Por que se demitem os chefes?
O Hospital Real de Todos os Santos sempre teve um serviço de urgência. E sempre teve um Físico e um Cirurgião responsável pelo Banco. Desde o século XVI.
O Hospital de S. José igualmente. Desde o século XVIII.
Religiões, Monarquias e República perpassaram mais de 500 séculos de história.
De dois elementos para equipas multidisciplinares, altamente diferenciadas, com pesos sociais e motivações diversas, vários foram os estádios que caracterizaram o tão conhecido Banco de S. José.
As histórias em torno deste Banco são múltiplas e umas mais conhecidas do que outras.
Mas o Banco de S. José sempre foi considerado uma joia da coroa. Ser chefe de equipa em S. José sempre foi assumido como um fator de diferenciação profissional e de reconhecimento interpares.
Sempre foi pioneiro em opções, técnicas, arrojo e solidariedade.
O Banco de S. José não devolve doente. Herda o que muitos não conseguem tratar por limitações de diferenciação e de opções políticas erradas.
Na história ímpar de mais de 500 anos os chefes de equipa foram um pilar do funcionamento desta instituição. Sempre tiveram a compreensão do poder político e das diferentes administrações que o geriam. Muitos Enfermeiros Mor foram Diretores de Banco.
E na História nunca se demitiram. Nunca na História houve uma afirmação de vontade inequívoca em torno de um tema comum entre Medicina e Cirurgia.
E então que levou os Chefes de Equipa de Cirurgia e Medicina a demitirem-se a 6 de julho de 2018?
E o que levou quase duzentos médicos das diferentes equipas a assinarem um abaixo assinado a apoiar os seus chefes?
Ordenados maiores? Não.
Mais subsídios? Não.
Mais folgas? Não.
Reivindicações sindicais várias? Não.
Os Chefes de Equipa assumiram a sua posição porque entenderam que a qualidade da Medicina que prestam está a ser posta em causa. Porque entendem que deixaram de ter condições para melhor tratar os cidadãos em geral e os doentes que a eles recorrem.
Porque, apesar de virem a avisar, desde há vários anos, do envelhecimento das equipas nada tem sido feito. O resultado de uma reivindicação sustentada em factos e não respondida reflete-se hoje na exígua dimensão das equipas, incompatível com as exigências deste Serviço de Urgência.
Porque consideram que a existência de telerradiologia numa urgência polivalente e centro de trauma não é aceitável e não é compatível com o que entendem ser uma necessidade básica da sua prática clínica.
Porque consideram que o sistemático encerramento de camas de cuidados intensivos não é adequado ao movimento clínico ao qual são chamados a responder.
Porque consideram que há limites que são demasiado perigosos de ultrapassar e após os quais já não há retorno possível.
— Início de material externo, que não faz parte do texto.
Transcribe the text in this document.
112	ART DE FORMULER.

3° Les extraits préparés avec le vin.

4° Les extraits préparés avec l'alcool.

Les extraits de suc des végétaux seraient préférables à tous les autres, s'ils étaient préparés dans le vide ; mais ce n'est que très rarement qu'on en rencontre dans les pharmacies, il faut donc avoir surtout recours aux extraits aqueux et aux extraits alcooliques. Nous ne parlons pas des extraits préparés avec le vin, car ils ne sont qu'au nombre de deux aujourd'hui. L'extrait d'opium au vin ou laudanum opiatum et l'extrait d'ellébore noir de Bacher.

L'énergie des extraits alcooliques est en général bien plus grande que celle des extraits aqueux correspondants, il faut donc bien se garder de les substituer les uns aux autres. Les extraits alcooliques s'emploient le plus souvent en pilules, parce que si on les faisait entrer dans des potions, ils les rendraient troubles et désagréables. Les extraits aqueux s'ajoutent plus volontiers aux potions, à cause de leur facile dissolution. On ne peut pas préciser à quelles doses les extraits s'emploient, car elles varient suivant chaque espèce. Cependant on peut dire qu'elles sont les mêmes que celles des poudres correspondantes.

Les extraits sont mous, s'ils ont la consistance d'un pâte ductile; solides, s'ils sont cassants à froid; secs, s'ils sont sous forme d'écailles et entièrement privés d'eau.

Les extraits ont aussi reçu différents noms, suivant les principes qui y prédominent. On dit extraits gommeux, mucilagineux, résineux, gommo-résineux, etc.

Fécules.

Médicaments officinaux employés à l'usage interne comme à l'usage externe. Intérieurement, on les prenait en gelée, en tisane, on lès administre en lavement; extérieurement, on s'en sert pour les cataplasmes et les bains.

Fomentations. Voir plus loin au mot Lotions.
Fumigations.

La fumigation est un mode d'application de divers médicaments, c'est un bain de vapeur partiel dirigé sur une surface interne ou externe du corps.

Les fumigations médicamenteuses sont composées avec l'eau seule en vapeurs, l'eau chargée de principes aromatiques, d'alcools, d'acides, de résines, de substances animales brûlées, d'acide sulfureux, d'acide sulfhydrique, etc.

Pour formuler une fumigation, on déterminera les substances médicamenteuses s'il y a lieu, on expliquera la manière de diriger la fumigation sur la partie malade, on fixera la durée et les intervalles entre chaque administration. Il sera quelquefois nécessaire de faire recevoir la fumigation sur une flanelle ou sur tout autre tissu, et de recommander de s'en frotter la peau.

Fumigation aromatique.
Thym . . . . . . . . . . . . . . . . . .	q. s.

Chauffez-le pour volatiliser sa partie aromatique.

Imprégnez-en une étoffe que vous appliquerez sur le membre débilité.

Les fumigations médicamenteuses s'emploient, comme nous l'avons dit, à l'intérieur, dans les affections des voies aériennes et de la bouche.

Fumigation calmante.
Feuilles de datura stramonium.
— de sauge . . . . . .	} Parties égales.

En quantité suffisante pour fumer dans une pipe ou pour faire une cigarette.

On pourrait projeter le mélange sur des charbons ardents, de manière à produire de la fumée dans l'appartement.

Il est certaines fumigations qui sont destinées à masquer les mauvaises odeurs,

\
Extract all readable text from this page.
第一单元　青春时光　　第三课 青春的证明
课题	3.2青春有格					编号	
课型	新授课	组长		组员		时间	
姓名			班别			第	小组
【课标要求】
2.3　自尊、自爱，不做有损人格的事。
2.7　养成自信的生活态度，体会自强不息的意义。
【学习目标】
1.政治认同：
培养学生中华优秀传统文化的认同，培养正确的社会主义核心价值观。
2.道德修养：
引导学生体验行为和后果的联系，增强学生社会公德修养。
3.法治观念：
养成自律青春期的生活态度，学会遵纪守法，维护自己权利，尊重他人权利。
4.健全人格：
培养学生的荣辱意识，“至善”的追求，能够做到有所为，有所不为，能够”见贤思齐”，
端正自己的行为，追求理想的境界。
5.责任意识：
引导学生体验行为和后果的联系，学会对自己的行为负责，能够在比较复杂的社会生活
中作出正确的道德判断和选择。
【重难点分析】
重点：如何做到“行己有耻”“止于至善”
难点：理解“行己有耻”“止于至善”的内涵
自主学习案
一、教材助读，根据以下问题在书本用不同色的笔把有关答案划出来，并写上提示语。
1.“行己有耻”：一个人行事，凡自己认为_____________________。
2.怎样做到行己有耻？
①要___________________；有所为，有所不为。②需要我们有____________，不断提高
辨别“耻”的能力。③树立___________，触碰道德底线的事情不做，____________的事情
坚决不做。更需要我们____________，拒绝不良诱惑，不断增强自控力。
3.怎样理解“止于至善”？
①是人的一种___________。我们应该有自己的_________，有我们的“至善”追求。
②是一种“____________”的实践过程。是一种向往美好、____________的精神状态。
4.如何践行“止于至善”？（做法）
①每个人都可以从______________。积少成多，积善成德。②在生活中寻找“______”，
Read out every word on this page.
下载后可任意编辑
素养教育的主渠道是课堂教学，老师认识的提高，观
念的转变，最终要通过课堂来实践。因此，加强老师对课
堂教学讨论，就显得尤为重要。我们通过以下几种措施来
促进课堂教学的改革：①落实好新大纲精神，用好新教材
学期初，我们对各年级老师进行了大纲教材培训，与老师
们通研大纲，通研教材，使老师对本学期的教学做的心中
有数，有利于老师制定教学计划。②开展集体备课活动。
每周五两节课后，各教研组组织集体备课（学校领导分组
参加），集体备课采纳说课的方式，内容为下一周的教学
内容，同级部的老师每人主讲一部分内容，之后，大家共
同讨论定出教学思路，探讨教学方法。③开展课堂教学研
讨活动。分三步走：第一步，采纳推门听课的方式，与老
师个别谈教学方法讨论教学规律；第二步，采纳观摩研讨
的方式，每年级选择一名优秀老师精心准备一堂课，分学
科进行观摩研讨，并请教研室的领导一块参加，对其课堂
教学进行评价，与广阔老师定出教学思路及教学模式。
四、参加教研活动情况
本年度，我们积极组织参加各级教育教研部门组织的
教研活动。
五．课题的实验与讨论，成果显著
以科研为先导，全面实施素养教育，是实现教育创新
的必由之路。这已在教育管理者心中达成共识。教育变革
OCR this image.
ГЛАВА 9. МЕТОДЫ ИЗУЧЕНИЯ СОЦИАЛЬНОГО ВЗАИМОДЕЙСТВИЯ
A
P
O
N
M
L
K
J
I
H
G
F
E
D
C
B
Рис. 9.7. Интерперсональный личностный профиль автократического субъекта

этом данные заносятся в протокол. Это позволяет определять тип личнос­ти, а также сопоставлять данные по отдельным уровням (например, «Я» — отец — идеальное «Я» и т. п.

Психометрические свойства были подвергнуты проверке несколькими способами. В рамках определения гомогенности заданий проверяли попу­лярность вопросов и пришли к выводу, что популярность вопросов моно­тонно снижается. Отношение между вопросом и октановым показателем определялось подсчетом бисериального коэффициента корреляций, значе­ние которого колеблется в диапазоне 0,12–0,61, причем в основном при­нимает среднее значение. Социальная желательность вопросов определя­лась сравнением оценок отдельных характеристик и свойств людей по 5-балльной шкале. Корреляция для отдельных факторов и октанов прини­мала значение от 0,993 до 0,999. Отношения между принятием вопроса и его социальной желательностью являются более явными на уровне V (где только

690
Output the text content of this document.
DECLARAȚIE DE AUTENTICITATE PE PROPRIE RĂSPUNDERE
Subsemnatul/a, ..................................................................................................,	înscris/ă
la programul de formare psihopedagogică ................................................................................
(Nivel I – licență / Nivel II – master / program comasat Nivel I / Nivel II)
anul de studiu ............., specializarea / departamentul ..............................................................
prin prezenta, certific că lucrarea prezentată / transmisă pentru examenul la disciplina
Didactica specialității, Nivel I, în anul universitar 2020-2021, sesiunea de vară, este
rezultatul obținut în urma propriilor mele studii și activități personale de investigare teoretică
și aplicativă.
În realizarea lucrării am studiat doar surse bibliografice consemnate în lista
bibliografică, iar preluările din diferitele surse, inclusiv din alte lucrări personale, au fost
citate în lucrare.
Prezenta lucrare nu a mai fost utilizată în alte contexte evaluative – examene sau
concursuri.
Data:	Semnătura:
E que sucedeu perante esta nunca vista posição:
O Ministro desvalorizou. Disse que eram manobras dos sindicatos e que a demissão só tinha sido assinada por 2 ou 3 médicos. Para um Mestre em política certamente que esta sua afirmação ficará nos manuais de comunicação, no capítulo do que não deve ser dito.
A Presidente de Conselho de Administração deu razão às reivindicações com a desfaçatez de quem as ouvia pela primeira vez. Documentos muitos e conversas várias certamente que a desmentirão.
A Ordem dos Médicos foi ao terreno e deu a cara a apoiar os Chefes. E bem como os Sindicatos.
Até a Comissão Parlamentar quis ir a S. José falar com os Heróis. Ao que me consta, uma reunião marcada pela frase de uma deputada socialista presente e que afirmou: Tenham paciência!
Passaram semanas e que aconteceu. O Ministro anunciou o maior concurso de sempre. A realidade leva a que saiam mais internistas do que os que entram e na cirurgia nada se acrescenta.
Da telerradiologia tudo está na mesma e sem alteração.
Das camas fechadas de cuidados intensivos ainda nenhuma se viu a ser utilizada.
E, é verdade, os Chefes da MAC também se demitiram. Por iguais motivos
Se ainda ninguém percebeu por que se demitiram os chefes é porque é alguém muito distraído.
E que farão essas personalidades tão sabedoras, mas tão distraídas, se a metade dos cirurgiões que podem deixar de fazer banco o fizerem. Nesse dia, o Banco de S. José, com mais de 500 anos, fechará as portas. Ou poderá talvez passar a ser a Urgência Básica da cidade de Lisboa.